7 Up, the lemon-lime soda pop we have all come to know and love, has been around since the early 1930s. Then called Bib-Label Lithiated Lemon-Lime Soda, it would not become 7 Up until 1936. By the 1940’s, 7 Up had become the third largest selling soda pop on the market, according to the Dr. Pepper Snapple Group, the current owners of the 7 Up brand.
Besides releasing special glass bottles in 1976 to mark the occasion of the United States Bicentennial, 7 Up released its ‘United We Stand’, aluminum can collection. This was one of two fifty-can 7 Up can collections released that decade – the other being ‘States Turning 7 Up’, released in 1979. At the time of the collection’s release, 7 Up was the only soda company to market an entire aluminum can collection of this type. Its parent manufacturers, Pepsi Cola Co., had released commemorative glass bottles celebrating the country’s anniversary, but no other soda brands had released a can collection of this magnitude.
(images above from bevreview.com and Savannah Bitto)
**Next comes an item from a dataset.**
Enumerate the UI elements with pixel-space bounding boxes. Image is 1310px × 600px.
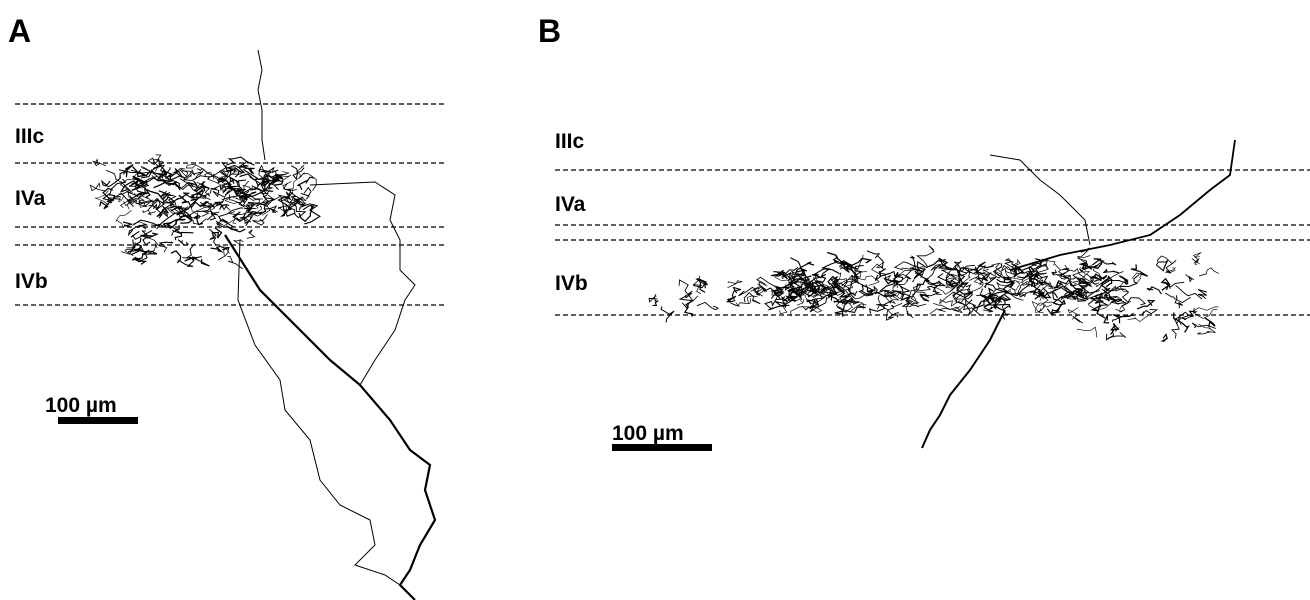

With the ‘United We Stand’ can collection, each State’s soda can, Beginning with the instructions for the design plan on Can #1 and ending with the ‘United We Stand’ logo on Can #50, could be collected and stacked to create an image of the famous I-Want-You Uncle Sam image from the propaganda poster of 1917. The image of the design was created by repeating use of the word ‘7 Up’ in two colors – either red or blue, leaving the background of the decorative side of the can to be white. Each State’s soda can also shared three facts from each State. Florida’s state facts, for example, are that it’s the twenty-seventh state in the U.S., its state capitol is Tallahassee, and its state nickname is ‘The Sunshine State’.
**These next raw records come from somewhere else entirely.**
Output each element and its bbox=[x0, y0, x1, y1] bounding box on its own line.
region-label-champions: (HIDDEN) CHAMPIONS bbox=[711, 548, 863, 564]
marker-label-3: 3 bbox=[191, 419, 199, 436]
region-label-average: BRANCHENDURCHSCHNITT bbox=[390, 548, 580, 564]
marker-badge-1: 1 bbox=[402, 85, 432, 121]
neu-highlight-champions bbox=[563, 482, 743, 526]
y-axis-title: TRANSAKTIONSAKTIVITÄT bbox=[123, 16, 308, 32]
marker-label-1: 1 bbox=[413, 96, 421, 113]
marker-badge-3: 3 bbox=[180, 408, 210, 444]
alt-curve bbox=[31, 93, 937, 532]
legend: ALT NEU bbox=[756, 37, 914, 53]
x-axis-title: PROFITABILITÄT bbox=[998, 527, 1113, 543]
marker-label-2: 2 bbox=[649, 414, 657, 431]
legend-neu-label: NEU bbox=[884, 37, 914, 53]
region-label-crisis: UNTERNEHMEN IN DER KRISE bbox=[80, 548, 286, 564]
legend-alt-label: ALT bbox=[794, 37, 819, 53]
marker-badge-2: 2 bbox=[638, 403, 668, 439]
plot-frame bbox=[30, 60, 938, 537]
This marketing strategy for the ‘uncola’ soda, would be used again in 1979 with the ‘States Turning 7 Up’ collection – another assortment of fifty cans for fifty states that could be gathered and stacked to share an image – this time the picture of the country itself, the United States. No other soda company has released a collection likes these since, though they have done so on much smaller scales.
Today, many soda can collectors are still collecting this large and very American assortment of 7 Up cans. Through websites such as eBay and soda can forums, collectors have looked sometimes for years for individuals cans missing from their collection – one can only imagine the work it took for a person in 1976 to attempt to collect this great American treasure.